En Bel­gique, la part des richesses pro­duites ver­sées au capi­tal était d’un peu moins de 59 % du PIB au milieu des années 1980 ; elle est de 65 % en 2011, après avoir frô­lé les 70 % avant la crise finan­cière de 2008. Et la ten­dance bais­sière de part sala­riale atteint au bas mot 6 à 8 % de PIB depuis 1970 et 13 % depuis 1980. Cet effet de ciseau recouvre des sommes astro­no­miques qui auraient dû reve­nir aux sala­riés, et donc aus­si à l’État et à la sécu­ri­té sociale ; au lieu de quoi, elles ont été déver­sées sur les mar­chés finan­ciers. Les 750.000 mil­liards de dol­lars, soit plus de dix fois le PIB mon­dial, qui cir­culent chaque année sur les mar­chés finan­ciers sont le résul­tat de ce retour­ne­ment et des opé­ra­tions de spé­cu­la­tion opé­rées à par­tir de là.

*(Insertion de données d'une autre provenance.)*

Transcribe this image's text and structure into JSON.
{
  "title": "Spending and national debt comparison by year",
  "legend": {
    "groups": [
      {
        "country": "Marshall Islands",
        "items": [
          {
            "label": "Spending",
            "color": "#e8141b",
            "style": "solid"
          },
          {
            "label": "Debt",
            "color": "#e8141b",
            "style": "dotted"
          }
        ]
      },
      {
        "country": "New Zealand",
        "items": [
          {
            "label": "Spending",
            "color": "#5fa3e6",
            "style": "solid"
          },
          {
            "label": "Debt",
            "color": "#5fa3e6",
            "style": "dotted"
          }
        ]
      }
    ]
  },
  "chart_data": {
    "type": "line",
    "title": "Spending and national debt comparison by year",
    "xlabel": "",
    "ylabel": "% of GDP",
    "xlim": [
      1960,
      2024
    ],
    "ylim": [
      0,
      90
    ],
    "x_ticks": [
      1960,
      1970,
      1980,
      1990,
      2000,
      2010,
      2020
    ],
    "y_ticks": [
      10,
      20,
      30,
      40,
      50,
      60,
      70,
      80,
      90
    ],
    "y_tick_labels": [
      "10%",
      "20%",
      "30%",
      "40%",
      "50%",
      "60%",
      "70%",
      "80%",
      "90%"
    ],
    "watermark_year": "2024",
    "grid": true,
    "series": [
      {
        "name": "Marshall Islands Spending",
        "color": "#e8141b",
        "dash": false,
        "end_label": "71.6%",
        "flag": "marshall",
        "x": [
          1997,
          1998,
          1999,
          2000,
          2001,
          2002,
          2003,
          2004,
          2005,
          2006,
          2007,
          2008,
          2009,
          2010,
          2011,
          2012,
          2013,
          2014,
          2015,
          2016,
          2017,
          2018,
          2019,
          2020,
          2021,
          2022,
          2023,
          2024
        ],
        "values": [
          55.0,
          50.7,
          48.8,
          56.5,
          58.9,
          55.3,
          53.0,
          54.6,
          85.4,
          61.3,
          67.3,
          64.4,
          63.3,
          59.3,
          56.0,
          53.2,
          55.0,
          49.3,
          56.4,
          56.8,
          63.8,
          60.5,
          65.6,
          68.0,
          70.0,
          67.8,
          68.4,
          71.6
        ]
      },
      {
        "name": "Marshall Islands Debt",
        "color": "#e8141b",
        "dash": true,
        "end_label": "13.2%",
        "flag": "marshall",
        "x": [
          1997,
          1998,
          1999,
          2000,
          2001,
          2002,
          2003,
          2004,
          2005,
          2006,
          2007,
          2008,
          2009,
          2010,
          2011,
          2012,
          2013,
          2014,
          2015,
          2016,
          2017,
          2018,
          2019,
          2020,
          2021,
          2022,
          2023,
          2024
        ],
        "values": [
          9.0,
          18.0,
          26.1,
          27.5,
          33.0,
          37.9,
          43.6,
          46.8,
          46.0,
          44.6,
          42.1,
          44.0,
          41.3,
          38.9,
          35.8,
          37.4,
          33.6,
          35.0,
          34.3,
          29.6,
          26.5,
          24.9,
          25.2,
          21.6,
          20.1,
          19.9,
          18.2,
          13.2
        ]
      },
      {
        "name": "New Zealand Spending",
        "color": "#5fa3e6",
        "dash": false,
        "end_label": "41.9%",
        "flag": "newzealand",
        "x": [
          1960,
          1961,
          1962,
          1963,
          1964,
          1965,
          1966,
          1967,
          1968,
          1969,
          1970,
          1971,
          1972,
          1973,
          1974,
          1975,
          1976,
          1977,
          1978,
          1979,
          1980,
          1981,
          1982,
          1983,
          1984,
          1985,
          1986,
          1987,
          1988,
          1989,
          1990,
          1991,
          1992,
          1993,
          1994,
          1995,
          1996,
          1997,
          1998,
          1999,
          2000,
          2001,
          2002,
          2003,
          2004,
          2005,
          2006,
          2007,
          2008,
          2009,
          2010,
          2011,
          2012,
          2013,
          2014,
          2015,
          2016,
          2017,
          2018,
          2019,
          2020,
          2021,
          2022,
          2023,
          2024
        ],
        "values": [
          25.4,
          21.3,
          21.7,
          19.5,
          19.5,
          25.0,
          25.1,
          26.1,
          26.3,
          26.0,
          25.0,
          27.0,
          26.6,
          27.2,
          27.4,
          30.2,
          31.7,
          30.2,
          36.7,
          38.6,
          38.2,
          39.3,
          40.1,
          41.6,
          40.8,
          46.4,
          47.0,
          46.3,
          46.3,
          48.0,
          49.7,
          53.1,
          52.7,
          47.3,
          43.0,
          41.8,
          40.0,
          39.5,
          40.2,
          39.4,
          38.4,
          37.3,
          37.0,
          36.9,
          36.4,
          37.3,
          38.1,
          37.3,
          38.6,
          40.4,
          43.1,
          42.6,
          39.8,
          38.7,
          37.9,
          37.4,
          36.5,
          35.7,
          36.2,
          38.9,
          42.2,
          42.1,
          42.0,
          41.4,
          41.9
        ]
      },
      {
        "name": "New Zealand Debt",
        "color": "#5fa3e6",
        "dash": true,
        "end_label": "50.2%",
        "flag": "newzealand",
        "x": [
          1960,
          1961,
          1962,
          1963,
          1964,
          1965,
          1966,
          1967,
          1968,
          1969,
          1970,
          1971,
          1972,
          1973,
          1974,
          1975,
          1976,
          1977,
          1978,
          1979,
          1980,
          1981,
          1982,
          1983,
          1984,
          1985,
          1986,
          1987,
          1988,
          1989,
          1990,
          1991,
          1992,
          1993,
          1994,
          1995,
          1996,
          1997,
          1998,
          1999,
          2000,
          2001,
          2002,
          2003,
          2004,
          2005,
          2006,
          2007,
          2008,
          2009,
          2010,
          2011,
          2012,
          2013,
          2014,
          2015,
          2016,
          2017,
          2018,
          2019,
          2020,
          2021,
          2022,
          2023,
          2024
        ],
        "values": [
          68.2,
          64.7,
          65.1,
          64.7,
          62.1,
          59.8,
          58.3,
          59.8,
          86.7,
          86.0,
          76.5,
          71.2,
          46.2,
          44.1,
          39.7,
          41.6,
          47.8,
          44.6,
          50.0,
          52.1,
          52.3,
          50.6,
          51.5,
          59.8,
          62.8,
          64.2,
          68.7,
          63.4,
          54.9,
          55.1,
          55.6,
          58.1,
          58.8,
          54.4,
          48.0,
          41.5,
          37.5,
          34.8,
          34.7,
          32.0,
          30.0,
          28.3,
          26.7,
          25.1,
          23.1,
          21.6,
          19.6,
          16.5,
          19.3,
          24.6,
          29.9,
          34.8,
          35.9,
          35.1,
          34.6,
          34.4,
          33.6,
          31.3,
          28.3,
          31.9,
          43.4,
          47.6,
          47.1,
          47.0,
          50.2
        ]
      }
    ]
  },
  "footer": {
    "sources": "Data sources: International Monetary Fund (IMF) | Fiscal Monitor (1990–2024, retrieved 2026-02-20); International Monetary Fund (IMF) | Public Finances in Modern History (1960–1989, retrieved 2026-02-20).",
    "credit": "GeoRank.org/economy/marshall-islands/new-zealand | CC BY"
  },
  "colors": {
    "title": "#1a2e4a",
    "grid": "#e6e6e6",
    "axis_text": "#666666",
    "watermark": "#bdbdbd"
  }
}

Face à une tor­sion de la richesse d’une telle ampleur, les réponses redis­tri­bu­tives clas­siques de l’État social ne peuvent être qu’inopérantes. Et toutes les danses de la pluie effec­tuées au pied des mots-totems de la gou­ver­nance éco­no­mique n’y feront pas davan­tage. La seule véri­table issue non à « la crise », autre terme fétiche, mais à la logique de pré­da­tion finan­cière à l’œuvre, c’est la reva­lo­ri­sa­tion concer­tée de la part de salaires dans le par­tage des reve­nus pri­maires. Elle seule est en mesure de réduire à la source le « coût usu­rier de la ponc­tion action­na­riale » sur les éco­no­mies, les tré­sors publics et le bien-être des populations.